• Good models require multiple regressions in order to address the higher complexity of problems.
  • Below is the equation for the Population Model:
\[ y = \beta_0 + \beta_1x_1 + \beta_2x_2 + \cdots + \beta_kx_k + \epsilon \]
  • The Multiple Regression equation for Sample Data:
\[ \hat{y} = b_0 + b_1x_1 + b_2x_2 + \cdots + b_kx_k \]

Adjusted R-Squared

R-Squared is used to compare models using the same dataset.

The Adjusted R-Squared is less than R-Squared, and penalizes excessive use of variables.

\[ \bar{R}^2 < R^2\]

Test for the Significance of the Model (F-Test)

The lower the F-statistic, the closer you are to a non-significant model.

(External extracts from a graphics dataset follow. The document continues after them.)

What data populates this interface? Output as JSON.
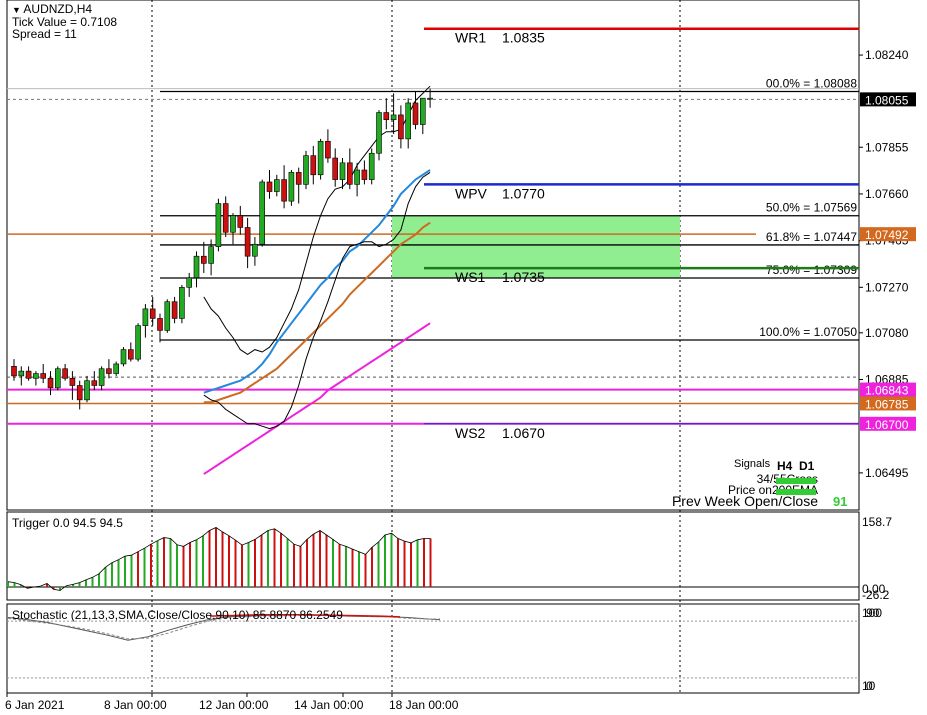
{
  "header": {
    "symbol": "AUDNZD,H4",
    "tick_value": "Tick Value = 0.7108",
    "spread": "Spread = 11"
  },
  "colors": {
    "bull": "#22aa22",
    "bear": "#cc1111",
    "pivot_r": "#dd0000",
    "pivot_p": "#1a2acc",
    "pivot_s": "#1d7a1d",
    "fib_zone": "#90ee90",
    "orange": "#cc6a22",
    "magenta": "#ee22dd",
    "ema_blue": "#2288dd",
    "price_tag": "#000000",
    "orange_tag": "#d2691e",
    "magenta_tag": "#ee22dd"
  },
  "price_axis": {
    "ylim": [
      1.0634,
      1.0847
    ],
    "ticks": [
      "1.08240",
      "1.07855",
      "1.07660",
      "1.07465",
      "1.07270",
      "1.07080",
      "1.06885",
      "1.06495"
    ],
    "tick_values": [
      1.0824,
      1.07855,
      1.0766,
      1.07465,
      1.0727,
      1.0708,
      1.06885,
      1.06495
    ],
    "tags": [
      {
        "label": "1.08055",
        "value": 1.08055,
        "color": "price_tag"
      },
      {
        "label": "1.07492",
        "value": 1.07492,
        "color": "orange_tag"
      },
      {
        "label": "1.06843",
        "value": 1.06843,
        "color": "magenta_tag"
      },
      {
        "label": "1.06785",
        "value": 1.06785,
        "color": "orange_tag"
      },
      {
        "label": "1.06700",
        "value": 1.067,
        "color": "magenta_tag"
      }
    ]
  },
  "pivots": [
    {
      "name": "WR1",
      "value": "1.0835",
      "level": 1.0835,
      "color": "pivot_r"
    },
    {
      "name": "WPV",
      "value": "1.0770",
      "level": 1.077,
      "color": "pivot_p"
    },
    {
      "name": "WS1",
      "value": "1.0735",
      "level": 1.0735,
      "color": "pivot_s"
    },
    {
      "name": "WS2",
      "value": "1.0670",
      "level": 1.067,
      "color": "pivot_p"
    }
  ],
  "fib_levels": [
    {
      "label": "00.0% = 1.08088",
      "level": 1.08088
    },
    {
      "label": "50.0% = 1.07569",
      "level": 1.07569
    },
    {
      "label": "61.8% = 1.07447",
      "level": 1.07447
    },
    {
      "label": "75.0% = 1.07309",
      "level": 1.07309
    },
    {
      "label": "100.0% = 1.07050",
      "level": 1.0705
    }
  ],
  "signals": {
    "title": "Signals",
    "col_h4": "H4",
    "col_d1": "D1",
    "rows": [
      {
        "label": "34/55Cross"
      },
      {
        "label": "Price on200EMA"
      },
      {
        "label": "Prev Week Open/Close",
        "value": "91"
      }
    ]
  },
  "trigger": {
    "label": "Trigger 0.0 94.5 94.5",
    "axis_top": "158.7",
    "axis_zero": "0.00",
    "axis_bottom": "-26.2",
    "ylim": [
      -26.2,
      158.7
    ],
    "values": [
      12,
      10,
      5,
      -3,
      0,
      2,
      8,
      -5,
      -8,
      3,
      6,
      10,
      16,
      22,
      30,
      45,
      55,
      62,
      70,
      72,
      80,
      88,
      97,
      105,
      112,
      110,
      96,
      92,
      101,
      107,
      116,
      128,
      135,
      125,
      116,
      106,
      95,
      101,
      108,
      118,
      128,
      132,
      122,
      110,
      97,
      92,
      108,
      120,
      128,
      118,
      108,
      97,
      92,
      86,
      80,
      74,
      90,
      102,
      118,
      122,
      110,
      104,
      100,
      107,
      110,
      110
    ],
    "colors": "gggrrgrrggggggggggggrgrgrggrrggrrrrrrgrrgrrgrrrrrrgrgrgrrgggrrrgrr"
  },
  "stochastic": {
    "label": "Stochastic (21,13,3,SMA,Close/Close,90,10) 85.8870 86.2549",
    "axis_top": "100",
    "axis_90": "90",
    "axis_10": "10",
    "axis_0": "0"
  },
  "time_axis": {
    "labels": [
      "6 Jan 2021",
      "8 Jan 00:00",
      "12 Jan 00:00",
      "14 Jan 00:00",
      "18 Jan 00:00"
    ]
  },
  "candles": [
    [
      1.0694,
      1.0697,
      1.0688,
      1.069
    ],
    [
      1.069,
      1.0694,
      1.0686,
      1.0692
    ],
    [
      1.0692,
      1.0694,
      1.0688,
      1.0689
    ],
    [
      1.0689,
      1.0692,
      1.0686,
      1.0691
    ],
    [
      1.0691,
      1.0695,
      1.0687,
      1.0689
    ],
    [
      1.0689,
      1.0692,
      1.0682,
      1.0685
    ],
    [
      1.0685,
      1.0694,
      1.0684,
      1.0693
    ],
    [
      1.0693,
      1.0695,
      1.0688,
      1.0689
    ],
    [
      1.0689,
      1.0692,
      1.068,
      1.0686
    ],
    [
      1.0686,
      1.0688,
      1.0676,
      1.068
    ],
    [
      1.068,
      1.069,
      1.0679,
      1.0688
    ],
    [
      1.0688,
      1.0692,
      1.0684,
      1.0686
    ],
    [
      1.0686,
      1.0694,
      1.0684,
      1.0693
    ],
    [
      1.0693,
      1.0697,
      1.0689,
      1.0691
    ],
    [
      1.0691,
      1.0696,
      1.069,
      1.0695
    ],
    [
      1.0695,
      1.0702,
      1.0694,
      1.0701
    ],
    [
      1.0701,
      1.0704,
      1.0696,
      1.0697
    ],
    [
      1.0697,
      1.0712,
      1.0696,
      1.0711
    ],
    [
      1.0711,
      1.072,
      1.0706,
      1.0718
    ],
    [
      1.0718,
      1.0723,
      1.0711,
      1.0714
    ],
    [
      1.0714,
      1.0716,
      1.0704,
      1.0709
    ],
    [
      1.0709,
      1.0722,
      1.0708,
      1.0721
    ],
    [
      1.0721,
      1.0723,
      1.0712,
      1.0714
    ],
    [
      1.0714,
      1.0728,
      1.0712,
      1.0727
    ],
    [
      1.0727,
      1.0733,
      1.0723,
      1.0731
    ],
    [
      1.0731,
      1.0742,
      1.0727,
      1.074
    ],
    [
      1.074,
      1.0746,
      1.0733,
      1.0737
    ],
    [
      1.0737,
      1.0747,
      1.0732,
      1.0744
    ],
    [
      1.0744,
      1.0764,
      1.0742,
      1.0762
    ],
    [
      1.0762,
      1.0765,
      1.0748,
      1.075
    ],
    [
      1.075,
      1.0758,
      1.0745,
      1.0757
    ],
    [
      1.0757,
      1.0761,
      1.0749,
      1.0752
    ],
    [
      1.0752,
      1.0756,
      1.0735,
      1.074
    ],
    [
      1.074,
      1.0748,
      1.0736,
      1.0745
    ],
    [
      1.0745,
      1.0772,
      1.0744,
      1.0771
    ],
    [
      1.0771,
      1.0776,
      1.0764,
      1.0767
    ],
    [
      1.0767,
      1.0774,
      1.0765,
      1.0772
    ],
    [
      1.0772,
      1.0778,
      1.076,
      1.0763
    ],
    [
      1.0763,
      1.0776,
      1.0761,
      1.0775
    ],
    [
      1.0775,
      1.0777,
      1.0762,
      1.077
    ],
    [
      1.077,
      1.0784,
      1.0768,
      1.0782
    ],
    [
      1.0782,
      1.0786,
      1.077,
      1.0774
    ],
    [
      1.0774,
      1.0789,
      1.0772,
      1.0788
    ],
    [
      1.0788,
      1.0793,
      1.0779,
      1.0781
    ],
    [
      1.0781,
      1.0785,
      1.0769,
      1.0772
    ],
    [
      1.0772,
      1.0781,
      1.0768,
      1.0779
    ],
    [
      1.0779,
      1.0785,
      1.0768,
      1.077
    ],
    [
      1.077,
      1.0779,
      1.0765,
      1.0776
    ],
    [
      1.0776,
      1.078,
      1.077,
      1.0772
    ],
    [
      1.0772,
      1.0785,
      1.077,
      1.0783
    ],
    [
      1.0783,
      1.0801,
      1.078,
      1.08
    ],
    [
      1.08,
      1.0806,
      1.0793,
      1.0797
    ],
    [
      1.0797,
      1.0808,
      1.0791,
      1.0799
    ],
    [
      1.0799,
      1.0803,
      1.0785,
      1.0789
    ],
    [
      1.0789,
      1.0806,
      1.0785,
      1.0804
    ],
    [
      1.0804,
      1.0809,
      1.0793,
      1.0795
    ],
    [
      1.0795,
      1.0806,
      1.0791,
      1.0806
    ],
    [
      1.0806,
      1.081,
      1.0802,
      1.0806
    ]
  ],
  "indicator_lines": {
    "bb_upper": [
      [
        1.0723,
        1.0718,
        1.0715,
        1.071
      ],
      [
        1.0706,
        1.0701,
        1.0699,
        1.0701
      ],
      [
        1.07,
        1.0702,
        1.0706,
        1.0712
      ],
      [
        1.0718,
        1.0726,
        1.0737,
        1.0748
      ],
      [
        1.0757,
        1.0764,
        1.0768,
        1.0769
      ],
      [
        1.0772,
        1.0778,
        1.0782,
        1.0786
      ],
      [
        1.079,
        1.0792,
        1.0792,
        1.0793
      ],
      [
        1.0799,
        1.0805,
        1.0808,
        1.0811
      ]
    ],
    "bb_lower": [
      [
        1.0682,
        1.068,
        1.0679,
        1.0676
      ],
      [
        1.0674,
        1.0672,
        1.067,
        1.067
      ],
      [
        1.0669,
        1.0668,
        1.0669,
        1.0671
      ],
      [
        1.0677,
        1.0686,
        1.0697,
        1.0706
      ],
      [
        1.0713,
        1.0721,
        1.073,
        1.0739
      ],
      [
        1.0744,
        1.0745,
        1.0746,
        1.0746
      ],
      [
        1.0744,
        1.0745,
        1.0747,
        1.0751
      ],
      [
        1.0762,
        1.0769,
        1.0773,
        1.0775
      ]
    ],
    "ema_blue": [
      [
        1.0683,
        1.0684,
        1.0685,
        1.0686
      ],
      [
        1.0687,
        1.0688,
        1.069,
        1.0692
      ],
      [
        1.0695,
        1.0699,
        1.0704,
        1.0708
      ],
      [
        1.0712,
        1.0716,
        1.072,
        1.0724
      ],
      [
        1.0728,
        1.0731,
        1.0735,
        1.0738
      ],
      [
        1.0742,
        1.0744,
        1.0747,
        1.075
      ],
      [
        1.0753,
        1.0757,
        1.0761,
        1.0766
      ],
      [
        1.0769,
        1.0772,
        1.0774,
        1.0776
      ]
    ],
    "ema_orange": [
      [
        1.0679,
        1.0679,
        1.068,
        1.0681
      ],
      [
        1.0682,
        1.0683,
        1.0685,
        1.0687
      ],
      [
        1.0689,
        1.0691,
        1.0693,
        1.0696
      ],
      [
        1.0699,
        1.0702,
        1.0705,
        1.0708
      ],
      [
        1.0711,
        1.0714,
        1.0717,
        1.072
      ],
      [
        1.0724,
        1.0727,
        1.073,
        1.0733
      ],
      [
        1.0736,
        1.0739,
        1.0742,
        1.0745
      ],
      [
        1.0747,
        1.0749,
        1.0752,
        1.0754
      ]
    ],
    "ema200_magenta": [
      [
        1.0649,
        1.0651,
        1.0653,
        1.0655
      ],
      [
        1.0657,
        1.0659,
        1.0661,
        1.0663
      ],
      [
        1.0665,
        1.0667,
        1.0669,
        1.0671
      ],
      [
        1.0673,
        1.0675,
        1.0677,
        1.0679
      ],
      [
        1.0681,
        1.0684,
        1.0686,
        1.0688
      ],
      [
        1.069,
        1.0692,
        1.0694,
        1.0696
      ],
      [
        1.0698,
        1.07,
        1.0702,
        1.0704
      ],
      [
        1.0706,
        1.0708,
        1.071,
        1.0712
      ]
    ]
  }
}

This is another tool that allows us to compare models.

OLS Assumptions

  1. Linearity – straight line approximation.
  2. No endogeneity – Endogeneity refers to situations in which a predictor in a linear regression model is correlated to the error term. i.e. All independent variables are uncorrelated with the error term. This is also known as Omitted Variable Bias since this often occurs when a relevant variable in not included in the model.
  3. Normality and homoscedasticity of the error term – Normality means the error term is normally distributed. i.e. error has a zero mean. Homoscedasticity means equal variance. This can be addressed by checking for OVB (omitted variable bias), or removing outliers, or performing a log regression. This is usually done with log(y) = b0 + b1x1 or log(y) = b0 + b1 * log(x1).
  4. No autocorrelation – Autocorrelation (or Serial Correlation) is the phenomenon where adjacent observations are correlated i.e. previous value has an impact on the next value. Another way to think of this is it’s when the values in a set of data are similar to the values that came before them. Autocorrelation is measured with Durbin-Watson with a range of 0 – 4. A value of 2 means no autocorrelation. Values above 3 or below 1 are of concern.
  5. No muliticolinearity  – the occurrence of high intercorrelations among two or more independent variables in a multiple regression model.

Dummy Variables – Handling Categorical Data

Dummy Variables include categorical data into a data model. A dummy variable is a binary variable that takes a value of 0 or 1. One adds such variables to a regression model to represent factors which are of a binary nature i.e. they are either observed or not observed.